As indicated earlier the overall management goal is to ensure adequate tissue oxygen delivery. Parameters that suggest this, in the absence of lactic acidosis are indicated in the Table.VIII.. The usual problems encountered in a brain death patient are related to

1. Hypotension
2. Arrhythmias and cardiac arrest
3. Hypoxemia
4. Ventilatory support.

Hypotension

This is most common problem seen in brainstem dead organ donors. This is commonly multifactorial, mainly due to volume depletion and to a lesser extent impaired myocardial contractility. The volume depletion is both 1) absolute, related to therapy for raised intracranial pressure; and 2) relative, related to the loss of sympathetic tone. The latter is due to complete vasomotor collapse with significant peripheral venous pooling.The differential diagnosis includes, hypovolemia, cardiac dysfunction, electrolyte abnormalities, and hypothermia and drug effect.

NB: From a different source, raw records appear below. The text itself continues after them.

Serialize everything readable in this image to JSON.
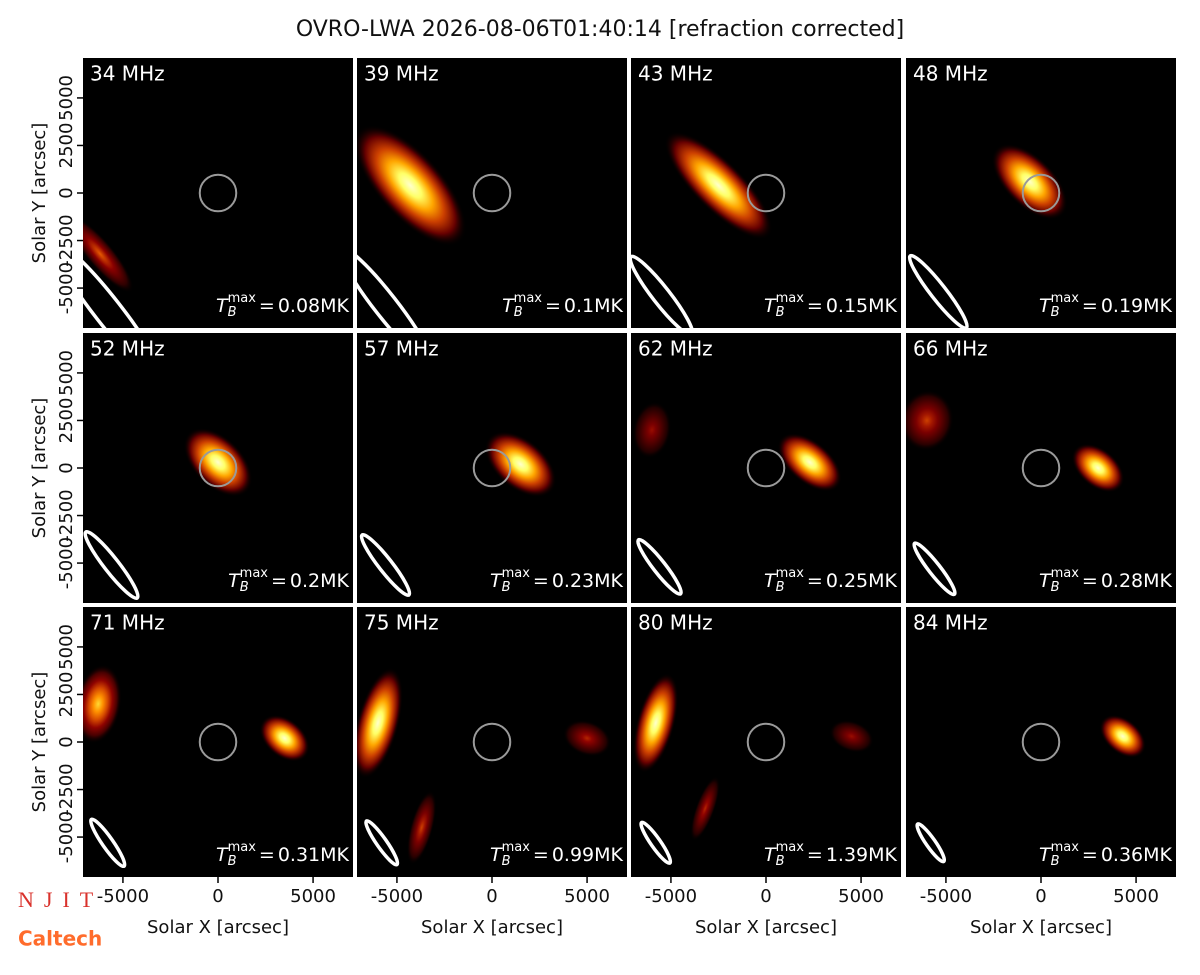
{
  "title": "OVRO-LWA 2026-08-06T01:40:14 [refraction corrected]",
  "logos": {
    "njit": "NJIT",
    "caltech": "Caltech"
  },
  "tb_label": {
    "base": "T",
    "sub": "B",
    "sup": "max",
    "relation": "="
  },
  "solar_disk_radius": 960,
  "chart_data": [
    {
      "type": "image",
      "title": "34 MHz",
      "annotation": "0.08MK",
      "xlim": [
        -7100,
        7100
      ],
      "ylim": [
        -7100,
        7100
      ],
      "yticks": [
        -5000,
        -2500,
        0,
        2500,
        5000
      ],
      "y_label": "Solar Y [arcsec]",
      "beam": {
        "x": -5800,
        "y": -6200,
        "major": 4500,
        "minor": 700,
        "angle": -52
      },
      "sources": [
        {
          "x": -6200,
          "y": -3200,
          "major": 2600,
          "minor": 700,
          "angle": -50,
          "intensity": 0.45
        }
      ]
    },
    {
      "type": "image",
      "title": "39 MHz",
      "annotation": "0.1MK",
      "xlim": [
        -7100,
        7100
      ],
      "ylim": [
        -7100,
        7100
      ],
      "beam": {
        "x": -5600,
        "y": -5900,
        "major": 3800,
        "minor": 600,
        "angle": -52
      },
      "sources": [
        {
          "x": -4300,
          "y": 400,
          "major": 4000,
          "minor": 1700,
          "angle": -48,
          "intensity": 1
        }
      ]
    },
    {
      "type": "image",
      "title": "43 MHz",
      "annotation": "0.15MK",
      "xlim": [
        -7100,
        7100
      ],
      "ylim": [
        -7100,
        7100
      ],
      "beam": {
        "x": -5500,
        "y": -5400,
        "major": 2600,
        "minor": 450,
        "angle": -52
      },
      "sources": [
        {
          "x": -2500,
          "y": 400,
          "major": 3800,
          "minor": 1300,
          "angle": -45,
          "intensity": 1
        }
      ]
    },
    {
      "type": "image",
      "title": "48 MHz",
      "annotation": "0.19MK",
      "xlim": [
        -7100,
        7100
      ],
      "ylim": [
        -7100,
        7100
      ],
      "beam": {
        "x": -5400,
        "y": -5200,
        "major": 2400,
        "minor": 400,
        "angle": -52
      },
      "sources": [
        {
          "x": -600,
          "y": 600,
          "major": 2500,
          "minor": 1300,
          "angle": -45,
          "intensity": 1
        }
      ]
    },
    {
      "type": "image",
      "title": "52 MHz",
      "annotation": "0.2MK",
      "xlim": [
        -7100,
        7100
      ],
      "ylim": [
        -7100,
        7100
      ],
      "yticks": [
        -5000,
        -2500,
        0,
        2500,
        5000
      ],
      "y_label": "Solar Y [arcsec]",
      "beam": {
        "x": -5600,
        "y": -5100,
        "major": 2200,
        "minor": 380,
        "angle": -52
      },
      "sources": [
        {
          "x": 0,
          "y": 300,
          "major": 2200,
          "minor": 1300,
          "angle": -45,
          "intensity": 1
        }
      ]
    },
    {
      "type": "image",
      "title": "57 MHz",
      "annotation": "0.23MK",
      "xlim": [
        -7100,
        7100
      ],
      "ylim": [
        -7100,
        7100
      ],
      "beam": {
        "x": -5600,
        "y": -5100,
        "major": 2000,
        "minor": 350,
        "angle": -52
      },
      "sources": [
        {
          "x": 1500,
          "y": 200,
          "major": 2200,
          "minor": 1300,
          "angle": -40,
          "intensity": 1
        }
      ]
    },
    {
      "type": "image",
      "title": "62 MHz",
      "annotation": "0.25MK",
      "xlim": [
        -7100,
        7100
      ],
      "ylim": [
        -7100,
        7100
      ],
      "beam": {
        "x": -5600,
        "y": -5200,
        "major": 1800,
        "minor": 320,
        "angle": -52
      },
      "sources": [
        {
          "x": 2300,
          "y": 300,
          "major": 2000,
          "minor": 1100,
          "angle": -40,
          "intensity": 1
        },
        {
          "x": -6000,
          "y": 2000,
          "major": 1500,
          "minor": 1000,
          "angle": 80,
          "intensity": 0.3
        }
      ]
    },
    {
      "type": "image",
      "title": "66 MHz",
      "annotation": "0.28MK",
      "xlim": [
        -7100,
        7100
      ],
      "ylim": [
        -7100,
        7100
      ],
      "beam": {
        "x": -5600,
        "y": -5300,
        "major": 1700,
        "minor": 300,
        "angle": -52
      },
      "sources": [
        {
          "x": 3000,
          "y": 0,
          "major": 1600,
          "minor": 1000,
          "angle": -40,
          "intensity": 1
        },
        {
          "x": -6000,
          "y": 2500,
          "major": 1600,
          "minor": 1400,
          "angle": 80,
          "intensity": 0.4
        }
      ]
    },
    {
      "type": "image",
      "title": "71 MHz",
      "annotation": "0.31MK",
      "xlim": [
        -7100,
        7100
      ],
      "ylim": [
        -7100,
        7100
      ],
      "yticks": [
        -5000,
        -2500,
        0,
        2500,
        5000
      ],
      "y_label": "Solar Y [arcsec]",
      "xticks": [
        -5000,
        0,
        5000
      ],
      "x_label": "Solar X [arcsec]",
      "beam": {
        "x": -5800,
        "y": -5300,
        "major": 1500,
        "minor": 280,
        "angle": -55
      },
      "sources": [
        {
          "x": 3500,
          "y": 200,
          "major": 1500,
          "minor": 1000,
          "angle": -40,
          "intensity": 1
        },
        {
          "x": -6300,
          "y": 2000,
          "major": 2100,
          "minor": 1200,
          "angle": 80,
          "intensity": 0.7
        }
      ]
    },
    {
      "type": "image",
      "title": "75 MHz",
      "annotation": "0.99MK",
      "xlim": [
        -7100,
        7100
      ],
      "ylim": [
        -7100,
        7100
      ],
      "xticks": [
        -5000,
        0,
        5000
      ],
      "x_label": "Solar X [arcsec]",
      "beam": {
        "x": -5800,
        "y": -5300,
        "major": 1400,
        "minor": 260,
        "angle": -55
      },
      "sources": [
        {
          "x": -6000,
          "y": 1000,
          "major": 3000,
          "minor": 1100,
          "angle": 75,
          "intensity": 1
        },
        {
          "x": 5000,
          "y": 200,
          "major": 1300,
          "minor": 900,
          "angle": -20,
          "intensity": 0.35
        },
        {
          "x": -3700,
          "y": -4500,
          "major": 2000,
          "minor": 600,
          "angle": 75,
          "intensity": 0.4
        }
      ]
    },
    {
      "type": "image",
      "title": "80 MHz",
      "annotation": "1.39MK",
      "xlim": [
        -7100,
        7100
      ],
      "ylim": [
        -7100,
        7100
      ],
      "xticks": [
        -5000,
        0,
        5000
      ],
      "x_label": "Solar X [arcsec]",
      "beam": {
        "x": -5800,
        "y": -5300,
        "major": 1300,
        "minor": 250,
        "angle": -55
      },
      "sources": [
        {
          "x": -5800,
          "y": 1000,
          "major": 2700,
          "minor": 1000,
          "angle": 75,
          "intensity": 1
        },
        {
          "x": 4500,
          "y": 300,
          "major": 1200,
          "minor": 800,
          "angle": -20,
          "intensity": 0.3
        },
        {
          "x": -3200,
          "y": -3500,
          "major": 1800,
          "minor": 500,
          "angle": 70,
          "intensity": 0.35
        }
      ]
    },
    {
      "type": "image",
      "title": "84 MHz",
      "annotation": "0.36MK",
      "xlim": [
        -7100,
        7100
      ],
      "ylim": [
        -7100,
        7100
      ],
      "xticks": [
        -5000,
        0,
        5000
      ],
      "x_label": "Solar X [arcsec]",
      "beam": {
        "x": -5800,
        "y": -5300,
        "major": 1200,
        "minor": 240,
        "angle": -55
      },
      "sources": [
        {
          "x": 4300,
          "y": 300,
          "major": 1400,
          "minor": 900,
          "angle": -40,
          "intensity": 1
        }
      ]
    }
  ]
}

Invasive monitoring of arterial and central venous pressure should be instituted. In the management of hypotension, it is important to remember that proper fluid management is the cornerstone of therapy. If possible the use of vaso-pressors should be minimized because of their splanchic vaso constrictive effects. All inotropes and vasopressors have been used. The first choice is usually Dopamine, preferably at a dose below 10mcg/kg/min. Dobutamine should be used for impaired myocardial contractility; and Norepinephrine or Epinephrine for severe systemic vasodilation. If the patient has tachycardia, dopamine will cause further tachycardia and in these situations dobutamine is useful as this will not increase the heart rate. Norepinephrine can be used in short bursts to maintain the blood pressure. Sometimes all the three drugs are used simulataneously to maintain an adequate pressure. If heart retrieval is contemplated for transplant these ionotropes should be controlled carefully and monitored.

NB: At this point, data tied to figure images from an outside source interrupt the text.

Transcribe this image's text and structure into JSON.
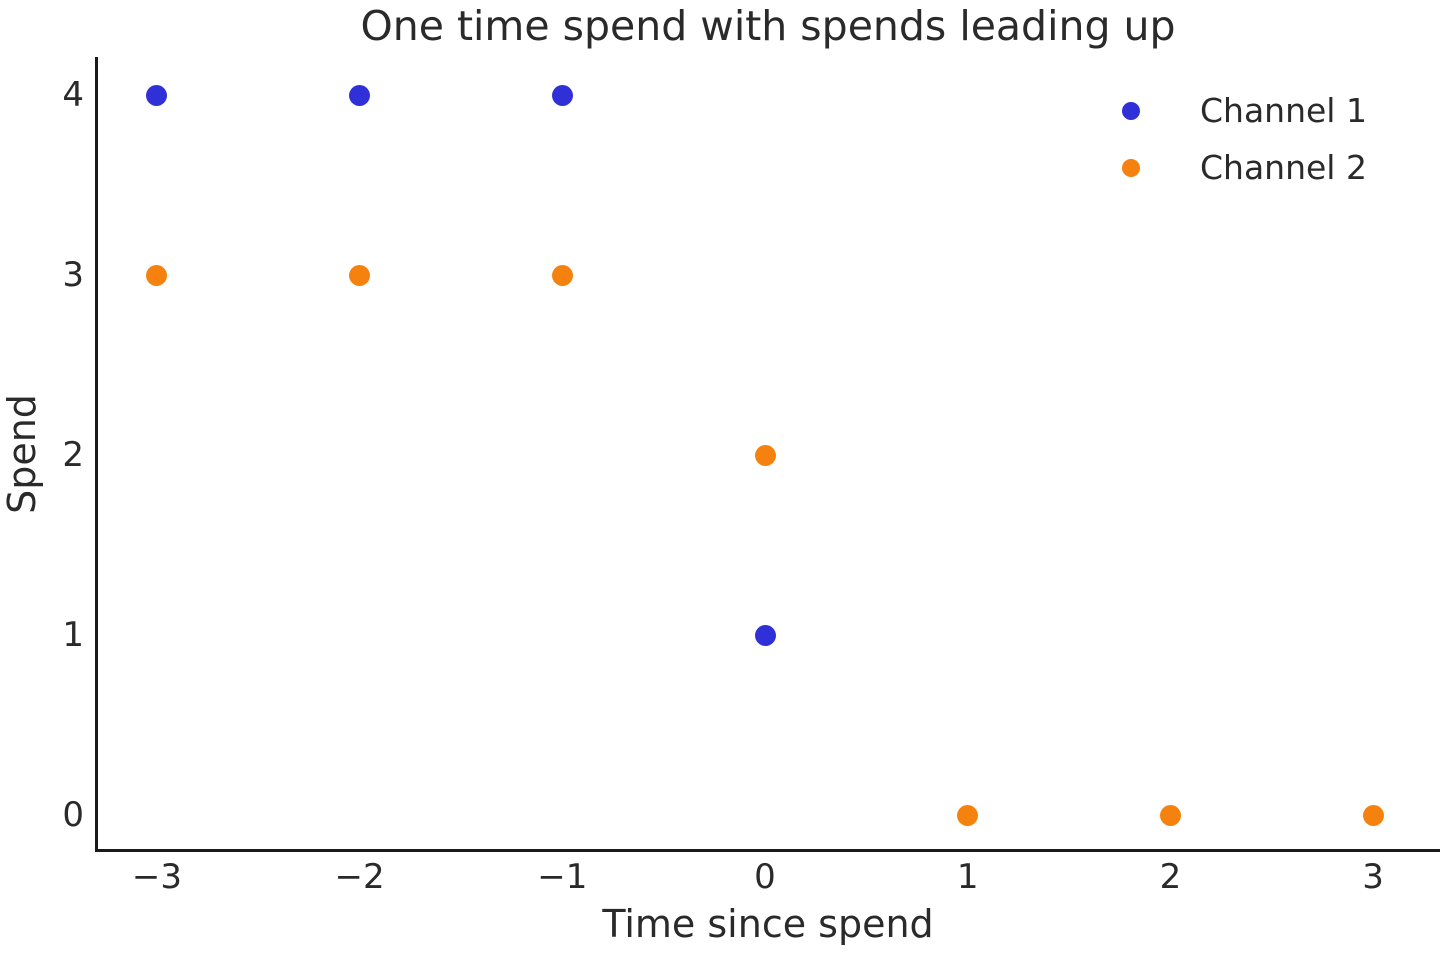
{
  "chart_data": {
    "type": "scatter",
    "title": "One time spend with spends leading up",
    "xlabel": "Time since spend",
    "ylabel": "Spend",
    "xticks": [
      -3,
      -2,
      -1,
      0,
      1,
      2,
      3
    ],
    "yticks": [
      0,
      1,
      2,
      3,
      4
    ],
    "xlim": [
      -3.3,
      3.33
    ],
    "ylim": [
      -0.19,
      4.21
    ],
    "grid": false,
    "legend_position": "upper right",
    "series": [
      {
        "name": "Channel 1",
        "color": "#3030d8",
        "points": [
          [
            -3,
            4
          ],
          [
            -2,
            4
          ],
          [
            -1,
            4
          ],
          [
            0,
            1
          ]
        ]
      },
      {
        "name": "Channel 2",
        "color": "#f5820f",
        "points": [
          [
            -3,
            3
          ],
          [
            -2,
            3
          ],
          [
            -1,
            3
          ],
          [
            0,
            2
          ],
          [
            1,
            0
          ],
          [
            2,
            0
          ],
          [
            3,
            0
          ]
        ]
      }
    ]
  }
}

Fluid resuscitation may require several litres of fluid. A combination of crystalloids and colloids is used. Relying on urine output alone to determine adequacy of fluid resuscitation is misleading because of polyuria due to diabetes insipidus. In donors who remain unstable despite routine management, pulmonary artery catheterization may help in determining the problem.

Arrhythmias

Hemodynamic instability can be pronounced after brainstem death with a spectrum of bradyarrhythmias and tachyarrhythmias Bradyarrhythmias occurring as part of the Cushing reflex, during coning, do not require treatment . Correctable factors like acidosis, electrolyte abnormalities and inotrope- related arrhythmias should be treated. Thereafter, medications that possess rapid reversibility and a short half-life should be used. Atropine is ineffective for bradyarrhythmias after brain death has occurred.

Hypoxia

This may be related to infections, collapse or pulmonary edema. The etiology of pulmonary edema may be cardiogenic, fluid overload, neurogenic or Adult Respiratory Distress Reproduction. This is treated by titrating the fractional inspired oxygen concentrations (FiO2) and positive and expiratory pressure (PEEP). While high FiO2, greater than 0.6, increases the risk of oxygen toxicity; highPEEP>15cmH2O reduces cardiac output.

Ventilatory support

This is an essential part of the support of brainstem dead organ donors as they are apneic. Discontinue hyperventilation which is likely to have been employed for control of raised intracranial pressure. The partial pressure of CO2 should be maintained in the normal range. This may require a considerable reduction in minute volume. Routine use of PEEP at 5 cm H2O in brainstem dead organ donors is recommended to prevent microatelectosis. Airway pressures, i.e. the plateau pressures should be below 35cmH2O to reduce the risk barotrauma.

Renal support

If the urine output is less than 1ml/kg/hr, despite adequate filling pressures and blood pressure, loop diuretics or osmotic diuretics should be used to initiate diuresis. Polyuria, a frequent finding in brainstem dead organ donors, is due to diabetes insipidus. Other causes include osmotic diuersis due to mannitol or hyperglycemia and physiologic diuersis due to massive fluid resuscitation. Electrolyte abnormalities observed during diabetes insipidus include hypernatremia, hypokalemia, hypocalcemia and hypomagnesemia.